Hot dog, I love a good meat pun.
Cows don’t make very good cops. They refuse to go on steak outs.
What did the deer say to each other when they were trying to solve a difficult problem? This is such a deer-lemma!
It is really rare to find the most perfectly cooked steak.
What do you call a pig squished by sand? A ham sandwich.
Salami get this straight - you don't like meat puns?!
How do you defeat a meat-loving vampire? With a steak to the heart!
Why did the butcher work overtime at the grocery store? To make ends meat!
How did the hotdog overcome his fear of ketchup? He mustered up the courage.
What did the boss pig say to the pig worker for not working fast enough? “chop chop slow pork”.
Why are burgers bad at telling jokes? Because they all are cheesy.
I’m bacon you! Please stop with the meat puns!

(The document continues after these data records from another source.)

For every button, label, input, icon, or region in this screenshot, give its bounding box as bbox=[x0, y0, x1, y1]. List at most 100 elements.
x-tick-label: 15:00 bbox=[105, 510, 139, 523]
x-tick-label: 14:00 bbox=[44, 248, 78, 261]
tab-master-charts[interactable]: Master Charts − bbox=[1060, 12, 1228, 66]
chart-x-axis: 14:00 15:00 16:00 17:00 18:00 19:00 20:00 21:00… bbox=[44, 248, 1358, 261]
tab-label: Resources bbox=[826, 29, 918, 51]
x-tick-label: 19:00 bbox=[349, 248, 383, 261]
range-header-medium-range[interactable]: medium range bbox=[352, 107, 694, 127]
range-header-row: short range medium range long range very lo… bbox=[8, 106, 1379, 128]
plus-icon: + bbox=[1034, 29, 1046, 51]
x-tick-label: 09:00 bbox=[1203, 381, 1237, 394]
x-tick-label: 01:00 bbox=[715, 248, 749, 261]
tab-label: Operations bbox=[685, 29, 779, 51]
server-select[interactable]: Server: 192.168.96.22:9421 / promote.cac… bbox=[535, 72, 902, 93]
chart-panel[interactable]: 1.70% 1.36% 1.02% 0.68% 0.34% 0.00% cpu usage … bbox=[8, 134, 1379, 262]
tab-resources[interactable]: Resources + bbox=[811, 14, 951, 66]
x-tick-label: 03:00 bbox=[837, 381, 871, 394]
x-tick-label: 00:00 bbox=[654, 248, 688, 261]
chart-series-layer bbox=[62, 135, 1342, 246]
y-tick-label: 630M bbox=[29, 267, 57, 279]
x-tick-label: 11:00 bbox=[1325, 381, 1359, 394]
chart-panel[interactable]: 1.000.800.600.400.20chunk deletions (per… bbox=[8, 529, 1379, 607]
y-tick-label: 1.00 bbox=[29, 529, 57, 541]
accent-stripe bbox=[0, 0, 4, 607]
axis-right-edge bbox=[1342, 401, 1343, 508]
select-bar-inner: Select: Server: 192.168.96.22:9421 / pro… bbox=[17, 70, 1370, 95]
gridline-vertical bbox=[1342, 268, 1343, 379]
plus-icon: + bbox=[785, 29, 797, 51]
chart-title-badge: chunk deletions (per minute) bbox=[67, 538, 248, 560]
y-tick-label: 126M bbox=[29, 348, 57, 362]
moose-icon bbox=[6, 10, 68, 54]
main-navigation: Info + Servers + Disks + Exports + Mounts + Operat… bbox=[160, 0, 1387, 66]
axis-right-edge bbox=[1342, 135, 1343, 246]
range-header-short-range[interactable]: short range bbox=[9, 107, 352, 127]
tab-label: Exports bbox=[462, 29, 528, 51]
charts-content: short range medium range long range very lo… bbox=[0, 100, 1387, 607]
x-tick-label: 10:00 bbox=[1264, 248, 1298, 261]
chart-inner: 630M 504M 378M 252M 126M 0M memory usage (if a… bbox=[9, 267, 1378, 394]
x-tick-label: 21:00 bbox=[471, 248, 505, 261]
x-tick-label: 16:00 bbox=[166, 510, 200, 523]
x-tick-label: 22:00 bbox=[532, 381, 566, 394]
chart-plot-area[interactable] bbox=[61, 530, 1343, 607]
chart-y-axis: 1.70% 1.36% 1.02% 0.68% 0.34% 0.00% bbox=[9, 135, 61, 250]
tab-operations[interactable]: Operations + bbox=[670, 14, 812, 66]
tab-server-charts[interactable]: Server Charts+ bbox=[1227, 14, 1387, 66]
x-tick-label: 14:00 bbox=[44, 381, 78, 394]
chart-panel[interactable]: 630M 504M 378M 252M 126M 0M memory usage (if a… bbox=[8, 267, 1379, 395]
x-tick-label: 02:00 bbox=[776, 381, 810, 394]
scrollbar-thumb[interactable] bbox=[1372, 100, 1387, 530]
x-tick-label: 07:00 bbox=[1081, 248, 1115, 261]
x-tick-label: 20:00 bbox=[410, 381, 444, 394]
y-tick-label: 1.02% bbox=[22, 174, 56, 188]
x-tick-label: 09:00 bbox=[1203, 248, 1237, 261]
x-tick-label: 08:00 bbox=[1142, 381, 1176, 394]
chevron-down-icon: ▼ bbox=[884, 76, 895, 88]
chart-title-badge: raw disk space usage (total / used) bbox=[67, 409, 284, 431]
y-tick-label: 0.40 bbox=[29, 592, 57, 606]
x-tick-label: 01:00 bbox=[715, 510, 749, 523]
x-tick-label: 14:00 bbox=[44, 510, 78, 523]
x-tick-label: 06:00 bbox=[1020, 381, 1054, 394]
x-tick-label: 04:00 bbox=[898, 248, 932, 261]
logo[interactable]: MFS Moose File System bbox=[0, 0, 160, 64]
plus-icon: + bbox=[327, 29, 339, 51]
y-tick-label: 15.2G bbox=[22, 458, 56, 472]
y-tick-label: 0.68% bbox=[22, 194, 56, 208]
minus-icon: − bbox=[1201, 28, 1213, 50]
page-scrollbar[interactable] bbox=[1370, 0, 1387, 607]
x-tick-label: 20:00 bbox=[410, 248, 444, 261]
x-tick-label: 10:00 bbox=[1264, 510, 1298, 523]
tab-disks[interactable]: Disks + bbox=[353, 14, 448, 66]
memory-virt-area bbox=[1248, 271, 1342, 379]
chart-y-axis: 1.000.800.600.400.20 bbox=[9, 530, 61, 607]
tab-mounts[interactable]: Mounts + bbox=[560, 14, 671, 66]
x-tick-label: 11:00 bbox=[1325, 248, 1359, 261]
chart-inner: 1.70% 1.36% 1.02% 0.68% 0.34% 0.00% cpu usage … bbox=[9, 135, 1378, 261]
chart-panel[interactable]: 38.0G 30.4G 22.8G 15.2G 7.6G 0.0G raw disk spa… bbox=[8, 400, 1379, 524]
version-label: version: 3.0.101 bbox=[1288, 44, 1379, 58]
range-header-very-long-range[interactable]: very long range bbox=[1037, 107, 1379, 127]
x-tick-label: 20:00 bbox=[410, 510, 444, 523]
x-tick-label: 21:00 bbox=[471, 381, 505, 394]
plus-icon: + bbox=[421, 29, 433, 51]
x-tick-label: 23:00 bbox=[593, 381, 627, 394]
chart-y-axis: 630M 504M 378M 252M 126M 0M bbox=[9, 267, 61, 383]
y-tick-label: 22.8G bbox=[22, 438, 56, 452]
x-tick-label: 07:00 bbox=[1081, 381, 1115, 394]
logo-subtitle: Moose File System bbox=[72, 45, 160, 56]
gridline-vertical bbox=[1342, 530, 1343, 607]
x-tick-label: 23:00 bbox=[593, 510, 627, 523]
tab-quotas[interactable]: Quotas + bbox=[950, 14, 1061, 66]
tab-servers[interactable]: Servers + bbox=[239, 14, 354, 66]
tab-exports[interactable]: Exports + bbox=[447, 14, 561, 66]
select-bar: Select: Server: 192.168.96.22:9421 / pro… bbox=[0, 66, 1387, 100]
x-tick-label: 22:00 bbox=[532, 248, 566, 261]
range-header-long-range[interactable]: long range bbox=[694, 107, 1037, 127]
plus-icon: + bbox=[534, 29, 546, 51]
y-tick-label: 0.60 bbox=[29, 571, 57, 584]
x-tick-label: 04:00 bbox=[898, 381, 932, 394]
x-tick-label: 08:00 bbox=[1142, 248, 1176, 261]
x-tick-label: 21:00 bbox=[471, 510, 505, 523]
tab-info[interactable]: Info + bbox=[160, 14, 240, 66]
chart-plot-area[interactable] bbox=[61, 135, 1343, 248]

Did you hear about the butcher that backed into the meat grinder?
He got a little behind in his work.
Make no bones about it, home made stock is a really good base for soups.
Did you hear about the man who used to be addicted to eating raw meat? Don't worry, he's cured now!
What did the steak say to his girlfriend? You're the apple of my rib-eye!
Why did the pig become an actress? Because she was a real ham!
If anyone gets a suspicious email from me about canned meat, don’t open it. It’s spam!
All the contestants at the pig Olympics were very happy with their prizes. They each won pork medallions.
What do you call a cow with a twitch? Beef jerky!
What is the most affordable type of meat? Deer, it is always under a buck a pound.